— Но зима ещё не кончилась!
— Всё равно. Выйдем пораньше — если успеем собраться, то уже числа пятнадцатого. А зиму закончим в другом месте. Да, так будет лучше!
Пройдя от бухты Святого Юлиана на юг шестьдесят миль, англичане решили (то есть Дрейк решил, а все остальные исполнили!) войти в залив устья реки Святого Креста (Санта-Крус по-испански), где простоять неделю-две, с тем, чтобы в высокие широты входить уж по весне...
Река были шириною ярдов в триста, ну четыреста. Вода в ней — ледяная, издали прекрасного голубого цвета, но вблизи с каким-то молочным отливом. Дно, как и вся местность вокруг широкого устья, покрыто мелкозернистой тёмно-красной галькой (которая часто покрыта слоем красной же глины). Горы синели на горизонте гораздо отчётливее, чем это было в заливе Святого Юлиана. Скорость течения была миль шесть в час — чтобы поспевать вровень с брошенной веткой, надо было не идти, а бежать...
— Вот это да! Против такой стремнины на вёслах не выгребешь. Да и под парусом... Если ветер попутный, потащит, а ветер сменился — и, пока парус спускаешь, снесёт вниз ровно до того места, где парус поднял. Посему остаётся одно: тащить лодки бечевой. Свяжем все три гуськом, нагрузим — и вперёд по бережку! Ну, кто смелый?

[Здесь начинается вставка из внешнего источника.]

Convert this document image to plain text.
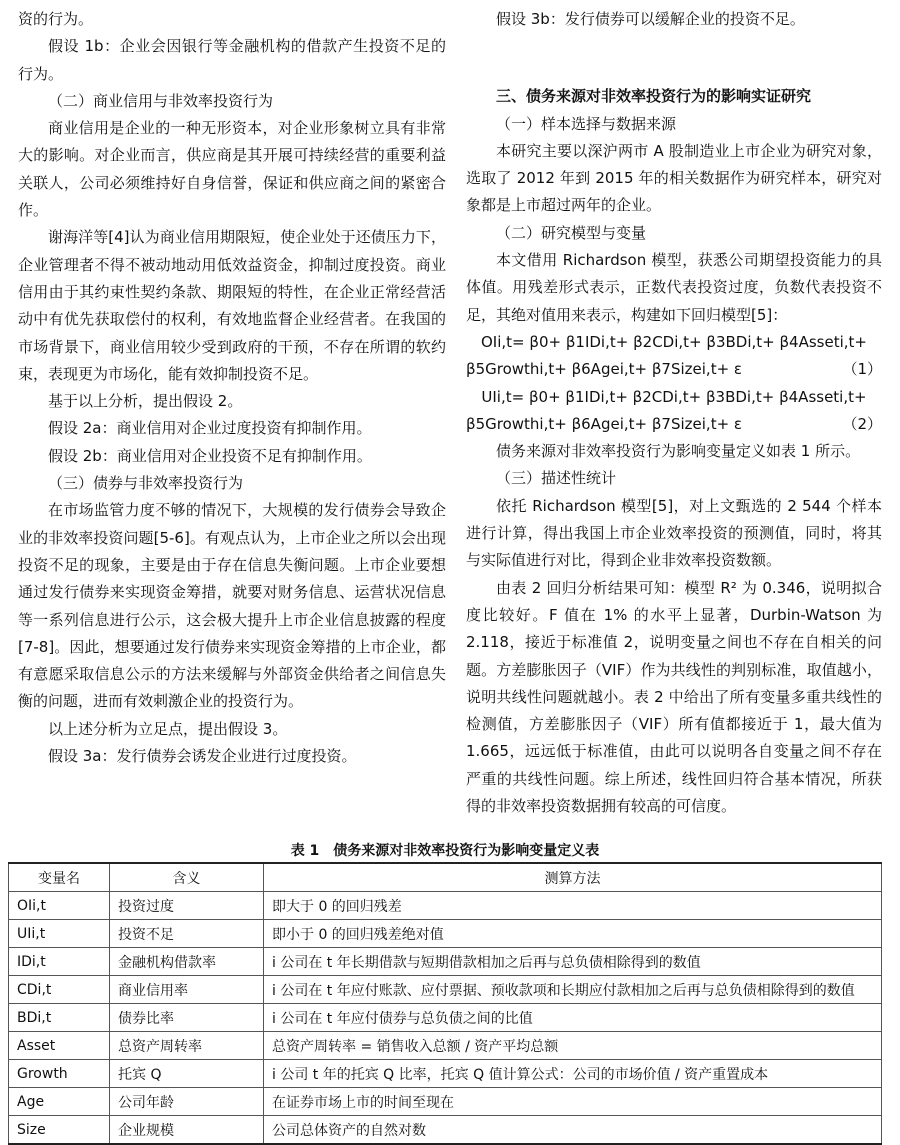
资的行为。

假设 1b：企业会因银行等金融机构的借款产生投资不足的行为。

（二）商业信用与非效率投资行为

商业信用是企业的一种无形资本，对企业形象树立具有非常大的影响。对企业而言，供应商是其开展可持续经营的重要利益关联人，公司必须维持好自身信誉，保证和供应商之间的紧密合作。

谢海洋等[4]认为商业信用期限短，使企业处于还债压力下，企业管理者不得不被动地动用低效益资金，抑制过度投资。商业信用由于其约束性契约条款、期限短的特性，在企业正常经营活动中有优先获取偿付的权利，有效地监督企业经营者。在我国的市场背景下，商业信用较少受到政府的干预，不存在所谓的软约束，表现更为市场化，能有效抑制投资不足。

基于以上分析，提出假设 2。

假设 2a：商业信用对企业过度投资有抑制作用。

假设 2b：商业信用对企业投资不足有抑制作用。

（三）债券与非效率投资行为

在市场监管力度不够的情况下，大规模的发行债券会导致企业的非效率投资问题[5-6]。有观点认为，上市企业之所以会出现投资不足的现象，主要是由于存在信息失衡问题。上市企业要想通过发行债券来实现资金筹措，就要对财务信息、运营状况信息等一系列信息进行公示，这会极大提升上市企业信息披露的程度[7-8]。因此，想要通过发行债券来实现资金筹措的上市企业，都有意愿采取信息公示的方法来缓解与外部资金供给者之间信息失衡的问题，进而有效刺激企业的投资行为。

以上述分析为立足点，提出假设 3。

假设 3a：发行债券会诱发企业进行过度投资。

假设 3b：发行债券可以缓解企业的投资不足。

三、债务来源对非效率投资行为的影响实证研究

（一）样本选择与数据来源

本研究主要以深沪两市 A 股制造业上市企业为研究对象，选取了 2012 年到 2015 年的相关数据作为研究样本，研究对象都是上市超过两年的企业。

（二）研究模型与变量

本文借用 Richardson 模型，获悉公司期望投资能力的具体值。用残差形式表示，正数代表投资过度，负数代表投资不足，其绝对值用来表示，构建如下回归模型[5]：

OIi,t= β0+ β1IDi,t+ β2CDi,t+ β3BDi,t+ β4Asseti,t+

β5Growthi,t+ β6Agei,t+ β7Sizei,t+ ε	（1）

UIi,t= β0+ β1IDi,t+ β2CDi,t+ β3BDi,t+ β4Asseti,t+

β5Growthi,t+ β6Agei,t+ β7Sizei,t+ ε	（2）

债务来源对非效率投资行为影响变量定义如表 1 所示。

（三）描述性统计

依托 Richardson 模型[5]，对上文甄选的 2 544 个样本进行计算，得出我国上市企业效率投资的预测值，同时，将其与实际值进行对比，得到企业非效率投资数额。

由表 2 回归分析结果可知：模型 R² 为 0.346，说明拟合度比较好。F 值在 1% 的水平上显著，Durbin-Watson 为 2.118，接近于标准值 2，说明变量之间也不存在自相关的问题。方差膨胀因子（VIF）作为共线性的判别标准，取值越小，说明共线性问题就越小。表 2 中给出了所有变量多重共线性的检测值，方差膨胀因子（VIF）所有值都接近于 1，最大值为 1.665，远远低于标准值，由此可以说明各自变量之间不存在严重的共线性问题。综上所述，线性回归符合基本情况，所获得的非效率投资数据拥有较高的可信度。

表 1　债务来源对非效率投资行为影响变量定义表
变量名	含义	测算方法
OIi,t	投资过度	即大于 0 的回归残差
UIi,t	投资不足	即小于 0 的回归残差绝对值
IDi,t	金融机构借款率	i 公司在 t 年长期借款与短期借款相加之后再与总负债相除得到的数值
CDi,t	商业信用率	i 公司在 t 年应付账款、应付票据、预收款项和长期应付款相加之后再与总负债相除得到的数值
BDi,t	债券比率	i 公司在 t 年应付债券与总负债之间的比值
Asset	总资产周转率	总资产周转率 = 销售收入总额 / 资产平均总额
Growth	托宾 Q	i 公司 t 年的托宾 Q 比率，托宾 Q 值计算公式：公司的市场价值 / 资产重置成本
Age	公司年龄	在证券市场上市的时间至现在
Size	企业规模	公司总体资产的自然对数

Фёдор вызвался первым. Потому что ему нравился старик Муни, несокрушимый и каменно спокойный в схватке и до смешного (а он нисколько не боялся быть смешным — и в минуты всеобщего уныния мог нарочно подставить себя, чтобы поднять дух) забиячливый и азартный в споре. Он надеялся, что в команде Муни само пройдёт то мрачное настроение, в коем он пребывал уже месяц, как только увидел чернеющую виселицу на островке.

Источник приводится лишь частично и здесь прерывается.